Thursday, September 16, 2010

Rocky Ledge Bars

I took a dip into my recipe box the other day and pulled out an oldie but a goodie. These bars are one of my favorite treats. They are easy to make, easy to take along and share, and they hit my sweet spot from just the right angle. I discovered them a couple years ago when I was watching The Martha Stewart Show. (Don't you just love that show?!) I saw her making these scrumptious looking bars that I knew I had to try... and I enjoy them so much that I thought I would share them with you!

I have made the recipe verbatim from Martha's version, which calls for caramel chews. This time I subbed the caramel with white chocolate chips... because lately I can't get enough white chocolate! Both versions are equally delicious. The recipe also calls for chopped semi-sweet chocolate, but I use morsels for convenience.
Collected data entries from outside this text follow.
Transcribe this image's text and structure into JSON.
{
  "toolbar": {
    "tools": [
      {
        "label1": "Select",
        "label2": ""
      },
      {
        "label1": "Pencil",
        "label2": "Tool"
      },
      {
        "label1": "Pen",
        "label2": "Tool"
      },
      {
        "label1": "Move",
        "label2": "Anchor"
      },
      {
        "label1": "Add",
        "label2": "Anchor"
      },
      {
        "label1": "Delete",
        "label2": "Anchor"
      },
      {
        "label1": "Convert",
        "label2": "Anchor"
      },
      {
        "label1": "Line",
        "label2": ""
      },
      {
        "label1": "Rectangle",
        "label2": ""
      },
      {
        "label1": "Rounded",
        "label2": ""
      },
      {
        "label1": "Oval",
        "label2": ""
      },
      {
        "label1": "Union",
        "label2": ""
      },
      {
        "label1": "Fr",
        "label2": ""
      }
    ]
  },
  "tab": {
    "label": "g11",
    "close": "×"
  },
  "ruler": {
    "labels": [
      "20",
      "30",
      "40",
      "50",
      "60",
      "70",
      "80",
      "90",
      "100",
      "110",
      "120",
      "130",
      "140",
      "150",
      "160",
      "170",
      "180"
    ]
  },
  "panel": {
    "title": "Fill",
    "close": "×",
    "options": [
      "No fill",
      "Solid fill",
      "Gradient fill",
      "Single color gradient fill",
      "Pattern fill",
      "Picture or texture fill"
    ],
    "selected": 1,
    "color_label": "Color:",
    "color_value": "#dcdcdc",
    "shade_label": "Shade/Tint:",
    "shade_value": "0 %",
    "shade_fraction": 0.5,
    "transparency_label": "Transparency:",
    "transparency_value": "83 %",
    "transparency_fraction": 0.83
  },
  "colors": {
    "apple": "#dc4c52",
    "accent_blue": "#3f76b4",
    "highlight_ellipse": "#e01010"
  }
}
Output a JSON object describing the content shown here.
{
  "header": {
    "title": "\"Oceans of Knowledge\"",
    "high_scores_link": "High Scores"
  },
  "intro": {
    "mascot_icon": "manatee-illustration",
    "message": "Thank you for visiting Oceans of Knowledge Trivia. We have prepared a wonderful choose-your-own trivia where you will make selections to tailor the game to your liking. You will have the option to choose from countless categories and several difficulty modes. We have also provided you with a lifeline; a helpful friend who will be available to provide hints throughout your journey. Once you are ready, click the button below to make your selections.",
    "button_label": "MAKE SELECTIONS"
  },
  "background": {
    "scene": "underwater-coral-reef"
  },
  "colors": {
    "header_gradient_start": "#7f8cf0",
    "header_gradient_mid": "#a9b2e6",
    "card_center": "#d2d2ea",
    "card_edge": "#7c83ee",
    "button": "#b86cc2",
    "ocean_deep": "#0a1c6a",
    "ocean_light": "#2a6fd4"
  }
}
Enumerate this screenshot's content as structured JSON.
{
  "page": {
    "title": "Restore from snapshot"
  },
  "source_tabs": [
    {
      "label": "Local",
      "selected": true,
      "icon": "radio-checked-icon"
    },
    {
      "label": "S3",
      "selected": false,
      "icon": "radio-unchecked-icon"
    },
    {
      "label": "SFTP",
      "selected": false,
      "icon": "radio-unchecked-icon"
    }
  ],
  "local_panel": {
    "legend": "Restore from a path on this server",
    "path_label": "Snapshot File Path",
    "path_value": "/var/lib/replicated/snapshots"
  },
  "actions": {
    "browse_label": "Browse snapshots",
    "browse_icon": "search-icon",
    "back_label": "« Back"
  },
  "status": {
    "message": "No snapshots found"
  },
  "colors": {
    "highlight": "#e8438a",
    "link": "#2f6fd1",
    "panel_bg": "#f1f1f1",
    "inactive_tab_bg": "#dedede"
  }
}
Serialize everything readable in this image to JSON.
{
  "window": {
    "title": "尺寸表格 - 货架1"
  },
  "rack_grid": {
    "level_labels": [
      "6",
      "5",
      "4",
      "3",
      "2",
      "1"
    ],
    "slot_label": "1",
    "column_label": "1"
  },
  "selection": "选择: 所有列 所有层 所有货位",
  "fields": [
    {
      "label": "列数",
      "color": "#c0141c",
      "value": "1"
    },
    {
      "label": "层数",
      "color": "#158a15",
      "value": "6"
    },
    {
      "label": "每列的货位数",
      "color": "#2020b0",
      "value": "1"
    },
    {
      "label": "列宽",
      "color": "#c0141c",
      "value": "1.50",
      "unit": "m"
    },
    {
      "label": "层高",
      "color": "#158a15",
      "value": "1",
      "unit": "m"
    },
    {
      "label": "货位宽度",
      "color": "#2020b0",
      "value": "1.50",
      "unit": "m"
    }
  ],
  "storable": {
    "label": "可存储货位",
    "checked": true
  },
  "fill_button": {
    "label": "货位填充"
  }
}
Next time you're hosting a cookout or a dinner party, mix up a batch of these for dessert. Your guests will love them!

1/2 cup (1 stick) unsalted butter, room temperature 
2 1/4 cups all-purpose flour
2 1/4 tsp baking powder
1 tsp coarse salt
1 1/2 cups packed dark brown sugar
3 large eggs
1 tsp pure vanilla extract
1 cup mini marshmallows
1 cup semisweet chocolate morsels (or coarsely chopped chocolate)
1 cup butterscotch chips
1 cup white chocolate chips (can substitute with 18 soft caramel-candy cubes, coarsely chopped)

Preheat oven to 350° degrees. Lightly grease a 9 x 13 inch baking pan. Line with parchment paper, allowing a 2-inch overhang on the longer sides. Grease parchment (not overhang).

Whisk together flour, baking powder, and salt in a medium bowl; set aside. In a large bowl with an electric mixer, beat butter and brown sugar until fluffy, about 2 minutes. Add eggs and vanilla; mix until well combined. Gradually mix in flour mixture until combined. Fold in half of each of the marshmallows, semisweet chocolate, butterscotch, and white chocolate.

Spread batter in prepared pan. Scatter remaining marshmallows, semisweet chocolate, butterscotch, and white chocolate on top. Bake until top is golden brown and a toothpick inserted into the center comes out clean, about 35 minutes. Cool on wire rack. Lift out of pan and transfer to baking sheet. Refrigerate for at least 30 minutes, until set.

Remove parchment, and cut into triangles. Bars can be stored in an airtight container at room temperature up to 1 week.